Comparison of human and porcine tissue kallikrein substrate specificities.

Little is known about the species specificity of tissue kallikrein-kininogen interaction since the kinetic parameters for Lys-bradykinin release from kininogen by tissue kallikreins from different animal species have not been reported. We have now determined the kinetic parameters for hydrolysis by human and porcine tissue kallikrein, hK1 and pK1, respectively (Berg et al., 1992) of two series of intramolecularly quenched fluorogenic peptides having the sequences that flank the scissile Arg-Ser or Met-Lys bond in human and bovine kininogen.
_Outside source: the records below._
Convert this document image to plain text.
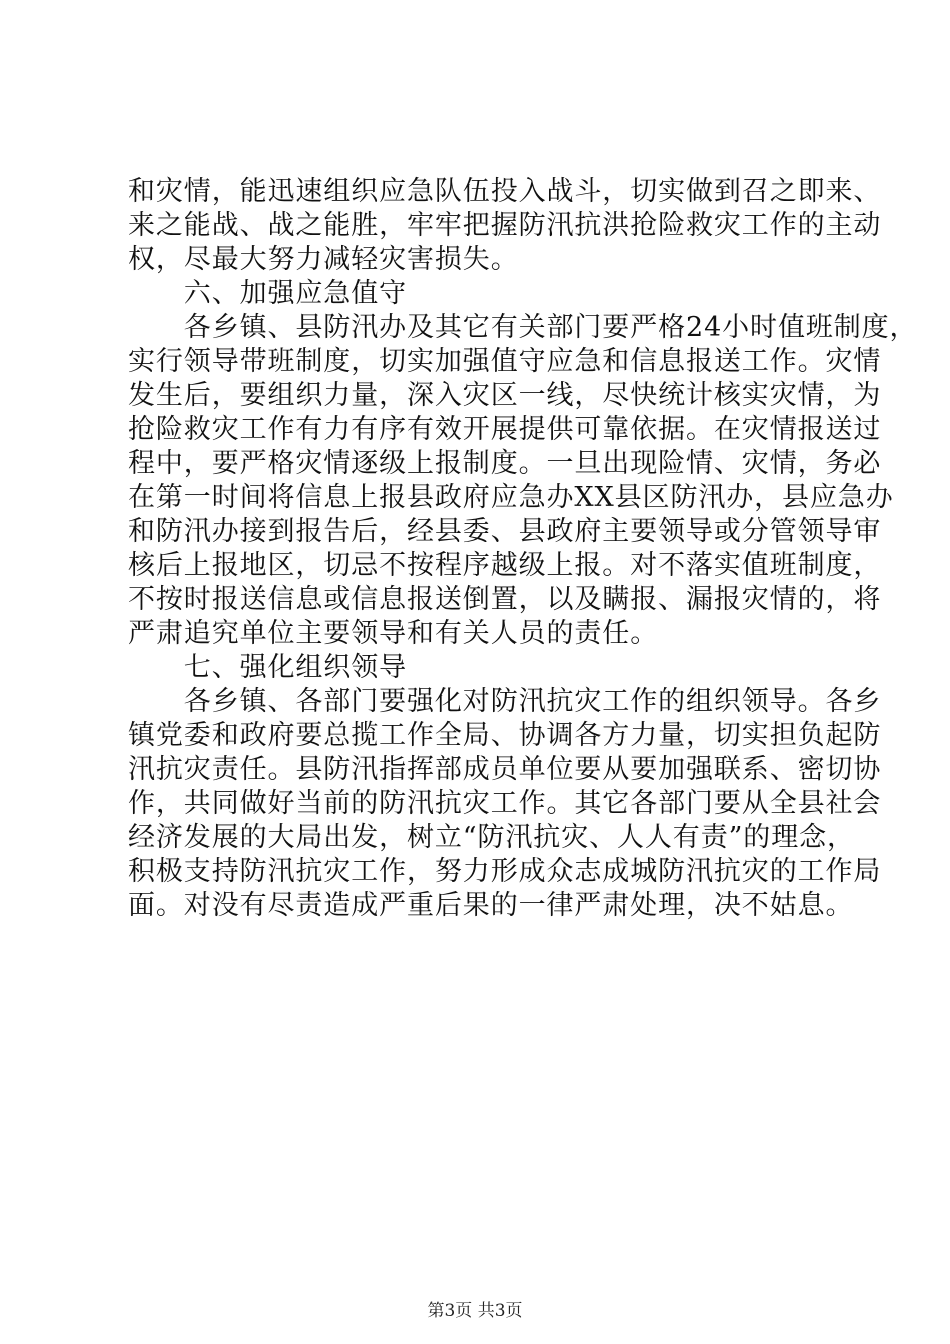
和灾情，能迅速组织应急队伍投入战斗，切实做到召之即来、
来之能战、战之能胜，牢牢把握防汛抗洪抢险救灾工作的主动
权，尽最大努力减轻灾害损失。
　　六、加强应急值守
　　各乡镇、县防汛办及其它有关部门要严格24小时值班制度，
实行领导带班制度，切实加强值守应急和信息报送工作。灾情
发生后，要组织力量，深入灾区一线，尽快统计核实灾情，为
抢险救灾工作有力有序有效开展提供可靠依据。在灾情报送过
程中，要严格灾情逐级上报制度。一旦出现险情、灾情，务必
在第一时间将信息上报县政府应急办XX县区防汛办，县应急办
和防汛办接到报告后，经县委、县政府主要领导或分管领导审
核后上报地区，切忌不按程序越级上报。对不落实值班制度，
不按时报送信息或信息报送倒置，以及瞒报、漏报灾情的，将
严肃追究单位主要领导和有关人员的责任。
　　七、强化组织领导
　　各乡镇、各部门要强化对防汛抗灾工作的组织领导。各乡
镇党委和政府要总揽工作全局、协调各方力量，切实担负起防
汛抗灾责任。县防汛指挥部成员单位要从要加强联系、密切协
作，共同做好当前的防汛抗灾工作。其它各部门要从全县社会
经济发展的大局出发，树立“防汛抗灾、人人有责”的理念，
积极支持防汛抗灾工作，努力形成众志成城防汛抗灾的工作局
面。对没有尽责造成严重后果的一律严肃处理，决不姑息。
第3页 共3页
Results have shown that peptides having sequences from human kininogen are better substrates for hK1 and peptides derived from bovine kininogen are better substrates for pK1. Kinetic data for hydrolysis of the Arg-Ser bond showed that differences in the interaction of residue(s) in positions P2'-P10' contribute to the efficiency of the cleavage and may be responsible for differences in their susceptibilities to the two kallikreins. Significant variations in the kinetic data were observed for the hydrolysis of the Met-Lys bond in substrates with an N-terminal extension at sites P3-P9. The highest k(cat)/Km value in the hydrolysis of Abz-[Gln370-Gln381]-bkng-EDDnp by pk1 demonstrates an important interaction of subsites S5-S4 with Gln and Thr residues in the bovine kininogen segment. A Gln370-Gln391 bovine kininogen fragment used to study the cleavage of both Met-Lys and Arg-Ser bonds in the same molecule confirmed the importance of an extended interaction site for species specificity among tissue kallikreins.